In this sense, AI sovereignty teeters on the edge of performativity: a language of ownership layered over continued structural dependence. For smaller and more dependent states, the danger is not simply that sovereignty remains out of reach, but that its rhetoric distracts from the less visible work that would actually reduce dependence.
For Southeast Asia, a more useful understanding of AI sovereignty is not autarky, but coordinated resilience: the ability to participate in AI ecosystems without allowing dependence to harden into subordination. The objective is not to eliminate dependence, but to ensure it does not undermine a state’s capacity to govern. This requires actively shaping the terms of interdependence—diversifying access, preserving strategic flexibility, and reducing the risk that any single external actor can unilaterally dictate how AI is developed and deployed in the region.
Seen in this light, sovereignty is less about owning every layer of the stack than about securing leverage across the layers that matter most:
States need the ability to test, audit, benchmark, and govern the AI systems they use, rather than relying solely on external vendors’ assumptions and claims.

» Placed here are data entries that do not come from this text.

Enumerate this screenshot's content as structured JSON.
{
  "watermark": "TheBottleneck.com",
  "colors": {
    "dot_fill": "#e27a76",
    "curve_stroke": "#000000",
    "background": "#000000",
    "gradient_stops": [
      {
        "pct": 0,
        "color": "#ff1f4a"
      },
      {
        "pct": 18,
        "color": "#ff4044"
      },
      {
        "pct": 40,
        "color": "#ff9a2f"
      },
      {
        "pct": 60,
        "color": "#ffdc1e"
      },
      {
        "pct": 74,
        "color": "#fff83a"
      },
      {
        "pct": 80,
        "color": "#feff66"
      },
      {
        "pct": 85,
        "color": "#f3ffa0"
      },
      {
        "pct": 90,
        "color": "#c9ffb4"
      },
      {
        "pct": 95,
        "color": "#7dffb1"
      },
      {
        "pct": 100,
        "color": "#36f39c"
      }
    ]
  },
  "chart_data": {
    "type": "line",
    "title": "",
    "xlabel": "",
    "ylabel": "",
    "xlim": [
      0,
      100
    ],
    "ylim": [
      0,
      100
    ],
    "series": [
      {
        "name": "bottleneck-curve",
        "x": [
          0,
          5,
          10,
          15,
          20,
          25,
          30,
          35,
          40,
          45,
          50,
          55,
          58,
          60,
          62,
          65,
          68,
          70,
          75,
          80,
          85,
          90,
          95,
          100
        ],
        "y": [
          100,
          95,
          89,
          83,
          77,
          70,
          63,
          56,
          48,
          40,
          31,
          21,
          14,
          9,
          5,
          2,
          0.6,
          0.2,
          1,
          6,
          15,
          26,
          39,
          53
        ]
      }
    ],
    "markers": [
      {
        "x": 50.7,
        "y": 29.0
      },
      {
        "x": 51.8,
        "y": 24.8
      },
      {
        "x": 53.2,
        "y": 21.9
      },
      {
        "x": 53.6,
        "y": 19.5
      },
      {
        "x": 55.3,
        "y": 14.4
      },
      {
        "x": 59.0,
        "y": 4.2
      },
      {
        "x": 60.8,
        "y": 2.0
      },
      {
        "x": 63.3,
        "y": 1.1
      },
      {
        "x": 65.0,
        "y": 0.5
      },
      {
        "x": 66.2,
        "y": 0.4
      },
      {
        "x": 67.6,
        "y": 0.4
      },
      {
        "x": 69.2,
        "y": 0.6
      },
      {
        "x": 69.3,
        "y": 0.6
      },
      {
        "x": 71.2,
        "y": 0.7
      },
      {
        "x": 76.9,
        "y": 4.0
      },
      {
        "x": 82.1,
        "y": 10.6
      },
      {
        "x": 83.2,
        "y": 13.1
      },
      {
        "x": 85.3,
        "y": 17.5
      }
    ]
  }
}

This capacity is foundational to meaningful oversight and informed adoption.
Southeast Asian states should avoid deep lock-in in high-stakes workflows where switching providers would be costly, slow, or institutionally disruptive. Diversification across providers, tools, and systems helps preserve policy and operational flexibility. Procurement practices, standards, and interoperability are not technical afterthoughts; they are central instruments for preserving optionality and ensuring that AI systems remain governable across different contexts.
Coordinated resilience cannot be built by individual states acting alone. Southeast Asia does not become less dependent by fragmenting into isolated national projects, each too small to exercise real leverage. Instead, it becomes less dependent by pooling capacity around evaluation, talent development, procurement standards, and the minimum conditions for shared resilience. This does not require perfect regional unity or identical priorities, but it does require greater selectivity and alignment in domestic capacity-building efforts.
Not every state needs a frontier model, nor would this necessarily be the most efficient use of limited resources. More strategic investments often lie elsewhere: in public-interest applications, local adaptation, multilingual systems, evaluation capacity, and the institutional ability to integrate AI effectively into public services. Sustainability considerations are also critical. Compute access, financing, energy infrastructure, and long-term maintenance all determine whether capabilities are durable, scalable, and ultimately sovereign in any meaningful sense.
The debate over AI sovereignty is not going away. For Southeast Asia, its value will depend on whether the concept is clarified and disciplined. Left vague, it risks collapsing into an “ours, ours, ours” politics that flatters national ambition while weakening collective resilience. The real question is whether Southeast Asian states can still govern effectively when the AI systems they rely on are built, owned, and conditionally supplied elsewhere.